Cross-sectional study.
A total of 152 children aged 7-18 years with visual impairment (VI) (defined by the World Health Organization), and their parents, were recruited from 22 National Health Service (NHS) ophthalmology departments in the United Kingdom. Age-appropriate versions of 2 vision-specific instruments, capturing VQoL and FV, were administered to children alongside modified versions for completion by parents on behalf of their child (ie, parent proxy-report). Disagreement between self-report and parent proxy-report was examined using the Bland-Altman (BA) method and a threshold of disagreement based on 0.5 standard deviation. Disagreement was analyzed according to participants' age, sex, and clinical characteristics, using logistic regression analyses.
Children rated themselves as having better outcomes than their parents did, although parents both under- and overestimated their child's VQoL (mean score difference = 7.7). With each year of increasing age, there was a 1.18 (1.04-1.35) higher odds of children self-rating their VQoL better than their parents (P = .013). Although parents consistently underestimated their child's FV (mean score difference = -4.7), no characteristics were significantly associated with differences in disagreement.

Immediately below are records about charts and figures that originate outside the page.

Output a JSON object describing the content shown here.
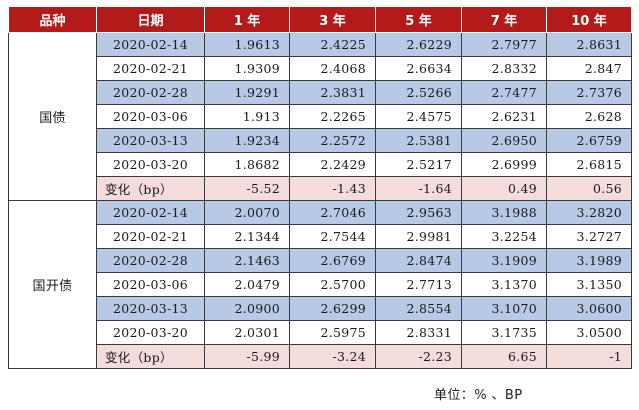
{
  "colors": {
    "header_bg": "#b31b1b",
    "stripe_blue": "#b7c9e4",
    "change_row_pink": "#f5dcdc"
  },
  "header": [
    "品种",
    "日期",
    "1 年",
    "3 年",
    "5 年",
    "7 年",
    "10 年"
  ],
  "groups": [
    {
      "name": "国债",
      "rows": [
        {
          "date": "2020-02-14",
          "values": [
            "1.9613",
            "2.4225",
            "2.6229",
            "2.7977",
            "2.8631"
          ]
        },
        {
          "date": "2020-02-21",
          "values": [
            "1.9309",
            "2.4068",
            "2.6634",
            "2.8332",
            "2.847"
          ]
        },
        {
          "date": "2020-02-28",
          "values": [
            "1.9291",
            "2.3831",
            "2.5266",
            "2.7477",
            "2.7376"
          ]
        },
        {
          "date": "2020-03-06",
          "values": [
            "1.913",
            "2.2265",
            "2.4575",
            "2.6231",
            "2.628"
          ]
        },
        {
          "date": "2020-03-13",
          "values": [
            "1.9234",
            "2.2572",
            "2.5381",
            "2.6950",
            "2.6759"
          ]
        },
        {
          "date": "2020-03-20",
          "values": [
            "1.8682",
            "2.2429",
            "2.5217",
            "2.6999",
            "2.6815"
          ]
        }
      ],
      "change": {
        "label": "变化（bp）",
        "values": [
          "-5.52",
          "-1.43",
          "-1.64",
          "0.49",
          "0.56"
        ]
      }
    },
    {
      "name": "国开债",
      "rows": [
        {
          "date": "2020-02-14",
          "values": [
            "2.0070",
            "2.7046",
            "2.9563",
            "3.1988",
            "3.2820"
          ]
        },
        {
          "date": "2020-02-21",
          "values": [
            "2.1344",
            "2.7544",
            "2.9981",
            "3.2254",
            "3.2727"
          ]
        },
        {
          "date": "2020-02-28",
          "values": [
            "2.1463",
            "2.6769",
            "2.8474",
            "3.1909",
            "3.1989"
          ]
        },
        {
          "date": "2020-03-06",
          "values": [
            "2.0479",
            "2.5700",
            "2.7713",
            "3.1370",
            "3.1350"
          ]
        },
        {
          "date": "2020-03-13",
          "values": [
            "2.0900",
            "2.6299",
            "2.8554",
            "3.1070",
            "3.0600"
          ]
        },
        {
          "date": "2020-03-20",
          "values": [
            "2.0301",
            "2.5975",
            "2.8331",
            "3.1735",
            "3.0500"
          ]
        }
      ],
      "change": {
        "label": "变化（bp）",
        "values": [
          "-5.99",
          "-3.24",
          "-2.23",
          "6.65",
          "-1"
        ]
      }
    }
  ],
  "unit_note": "单位：% 、BP"
}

Disagreement between child self-report on the impact of VI and their parents' proxy-reports varies by age. This implies that self-report from children must remain the gold standard. Where self-reporting is not possible, parent proxy-reports may provide useful insights, but they must be interpreted with caution.
调查儿童自我报告的与视觉相关的生活质量(VQoL)和功能视力(FV)与其父母的代理报告之间的差异。
横断面研究。
共招募了来自英国 22 家国民保健服务(NHS)眼科部门的 152 名 7-18 岁有视力障碍(VI)的儿童及其父母。为儿童提供了两种适合年龄的视力特定工具的版本,以捕获 VQoL 和 FV,同时还为父母提供了经过修改的版本,以便代表孩子完成(即父母代理报告)。使用 Bland-Altman(BA)方法和基于 0.5 标准差的差异阈值来检查自我报告和父母代理报告之间的差异。使用逻辑回归分析,根据参与者的年龄、性别和临床特征分析差异。
儿童对自己的评价比父母好,但父母对孩子的 VQoL 既低估又高估(平均评分差异=7.7)。随着年龄的增长,孩子自我评估 VQoL 优于父母的可能性每增加 1 岁就会增加 1.18 倍(1.04-1.35)(P=0.013)。尽管父母一直低估孩子的 FV(平均评分差异=-4.7),但没有特征与差异显著相关。
儿童对 VI 影响的自我报告与父母的代理报告之间的差异因年龄而异。这意味着儿童的自我报告必须保持金标准。在无法进行自我报告的情况下,父母的代理报告可能会提供有用的见解,但必须谨慎解释。